A73 GETTING HER VISA, July 8, 2002

ORCA WHALE CALF BEING RETURNED TO BRITISH COLUMBIA, CANADA

Stanley Park, Vancouver B.C. - The Vancouver Aquarium and the Canadian Department of Fisheries and Oceans (DFO) announced today that Springer, the orphaned A-pod orca whale calf, will be returned to British Columbia this Friday, July 12, 2002. Springer (also known as A-73) is currently in a net pen near Manchester Pier in western Washington's Puget Sound.

"Springer will be brought home aboard a 144-foot powered catamaran 'Catalina Jet', procured as a donation for this effort by Project SeaWolf," says Bob McLaughlin, board member with the environmental advocacy group. "This specialized vessel, which is perfect for getting Springer back into Canadian waters quickly and safely, is being loaned to this project by the Nichols Brothers of Freeland, Washington."

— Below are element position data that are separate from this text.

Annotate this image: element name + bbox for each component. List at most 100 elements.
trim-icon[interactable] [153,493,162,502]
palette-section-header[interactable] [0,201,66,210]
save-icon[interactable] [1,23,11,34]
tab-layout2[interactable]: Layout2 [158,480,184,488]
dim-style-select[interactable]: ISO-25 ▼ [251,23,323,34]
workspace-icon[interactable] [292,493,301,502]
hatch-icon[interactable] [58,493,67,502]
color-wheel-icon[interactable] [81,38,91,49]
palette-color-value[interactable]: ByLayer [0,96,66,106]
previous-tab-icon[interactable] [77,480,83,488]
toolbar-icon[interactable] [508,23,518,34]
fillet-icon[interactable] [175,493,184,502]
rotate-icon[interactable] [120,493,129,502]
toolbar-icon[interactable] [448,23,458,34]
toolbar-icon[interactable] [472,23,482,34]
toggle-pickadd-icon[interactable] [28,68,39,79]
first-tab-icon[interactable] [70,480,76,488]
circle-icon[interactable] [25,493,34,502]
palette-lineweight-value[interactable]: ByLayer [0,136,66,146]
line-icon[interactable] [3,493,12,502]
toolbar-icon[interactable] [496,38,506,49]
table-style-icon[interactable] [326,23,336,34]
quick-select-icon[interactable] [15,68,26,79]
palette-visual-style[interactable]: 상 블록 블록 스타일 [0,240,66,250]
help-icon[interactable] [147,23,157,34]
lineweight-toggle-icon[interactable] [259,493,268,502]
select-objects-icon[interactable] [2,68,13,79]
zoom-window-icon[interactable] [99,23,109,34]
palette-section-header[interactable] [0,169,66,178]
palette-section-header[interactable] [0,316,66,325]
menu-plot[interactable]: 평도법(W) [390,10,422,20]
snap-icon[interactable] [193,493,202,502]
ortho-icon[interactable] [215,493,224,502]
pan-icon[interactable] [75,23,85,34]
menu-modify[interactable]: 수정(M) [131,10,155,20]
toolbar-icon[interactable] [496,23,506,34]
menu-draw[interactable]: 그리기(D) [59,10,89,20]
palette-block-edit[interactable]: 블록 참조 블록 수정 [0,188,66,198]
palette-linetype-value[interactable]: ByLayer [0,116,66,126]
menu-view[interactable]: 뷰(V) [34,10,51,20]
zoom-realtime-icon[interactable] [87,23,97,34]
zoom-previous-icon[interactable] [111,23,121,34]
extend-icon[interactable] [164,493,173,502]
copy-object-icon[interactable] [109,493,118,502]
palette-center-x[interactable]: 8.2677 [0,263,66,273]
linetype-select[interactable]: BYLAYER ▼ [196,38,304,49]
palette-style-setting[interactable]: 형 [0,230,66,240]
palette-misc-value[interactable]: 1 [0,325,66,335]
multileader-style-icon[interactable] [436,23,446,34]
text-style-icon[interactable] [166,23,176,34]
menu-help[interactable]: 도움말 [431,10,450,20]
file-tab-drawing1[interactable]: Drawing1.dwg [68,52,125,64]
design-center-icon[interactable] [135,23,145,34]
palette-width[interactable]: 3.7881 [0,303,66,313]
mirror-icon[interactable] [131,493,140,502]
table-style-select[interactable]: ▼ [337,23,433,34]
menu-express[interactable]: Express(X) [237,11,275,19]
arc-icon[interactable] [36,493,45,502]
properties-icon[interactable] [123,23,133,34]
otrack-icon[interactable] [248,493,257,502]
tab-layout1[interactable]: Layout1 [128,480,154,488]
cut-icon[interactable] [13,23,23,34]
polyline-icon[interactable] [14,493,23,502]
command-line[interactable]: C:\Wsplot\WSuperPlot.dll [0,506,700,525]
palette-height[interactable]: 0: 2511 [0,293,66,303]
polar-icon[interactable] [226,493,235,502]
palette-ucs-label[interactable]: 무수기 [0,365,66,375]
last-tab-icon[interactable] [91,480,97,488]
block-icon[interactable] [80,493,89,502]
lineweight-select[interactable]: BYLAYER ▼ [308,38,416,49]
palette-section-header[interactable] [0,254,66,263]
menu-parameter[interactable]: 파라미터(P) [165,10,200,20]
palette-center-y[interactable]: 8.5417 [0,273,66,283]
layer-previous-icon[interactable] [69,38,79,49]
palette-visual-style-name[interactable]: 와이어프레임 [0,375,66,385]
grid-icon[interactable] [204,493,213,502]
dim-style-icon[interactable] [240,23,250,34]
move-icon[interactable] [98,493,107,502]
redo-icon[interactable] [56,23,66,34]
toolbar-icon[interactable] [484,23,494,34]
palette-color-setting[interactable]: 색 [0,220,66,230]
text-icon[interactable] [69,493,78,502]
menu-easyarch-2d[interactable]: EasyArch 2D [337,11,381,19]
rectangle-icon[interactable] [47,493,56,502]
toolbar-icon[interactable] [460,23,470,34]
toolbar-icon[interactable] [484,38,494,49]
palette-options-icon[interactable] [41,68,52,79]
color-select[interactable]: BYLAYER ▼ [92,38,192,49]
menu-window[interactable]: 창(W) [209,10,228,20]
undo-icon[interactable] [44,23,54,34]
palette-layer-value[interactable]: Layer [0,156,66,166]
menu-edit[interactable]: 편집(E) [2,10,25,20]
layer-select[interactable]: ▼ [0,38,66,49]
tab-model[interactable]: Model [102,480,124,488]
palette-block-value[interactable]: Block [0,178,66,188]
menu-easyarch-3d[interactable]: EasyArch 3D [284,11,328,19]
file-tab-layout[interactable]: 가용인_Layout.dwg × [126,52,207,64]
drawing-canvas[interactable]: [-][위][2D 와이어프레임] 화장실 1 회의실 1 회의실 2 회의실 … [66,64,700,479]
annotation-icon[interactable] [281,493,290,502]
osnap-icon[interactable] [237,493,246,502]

"Getting Springer back to her home waters quickly is crucial to the overall success of this venture," adds Michael Kundu, Director of Project SeaWolf. "This entire effort is a vital, unprecedented learning process about whether we can effectively rehabilitate and reunite lost or estranged orcas with their birth-pods. We think we can, and we're now genuinely pleased to see the Canadians moving quickly and decisively on the recommendations made by the team of expert whale handlers, veterinarians and researchers assembled to conduct this rescue operation."

Since January 2002, when Springer was first sighted near Seattle, Washington, SeaWolf boardmembers Bob McLaughlin and Robert Wood have collected regular recorded data, and provided researchers and rescue team members with the use of our vessel observation platforms, to monitor the status of this whale. "It was vital that we accumulate rigourous scientific data about this strange event, and also to show that projects such as this rescue operation can be conducted at minimal expense to taxpayers," adds McLaughlin. "Our group has successfully managed to provide, or procure, many donations for this project, and we're eager to show that projects such as these are best managed when public, non-profit and government entities cooperate together."

After arriving in the Johnston Strait this weekend, it is expected that Springer will be placed in Dong Chong Bay, an enclosed bay near Telegraph Cove, British Columbia, until members of her family pod arrive in the area, at which time the sea pen will be opened for her to reunite with those pods.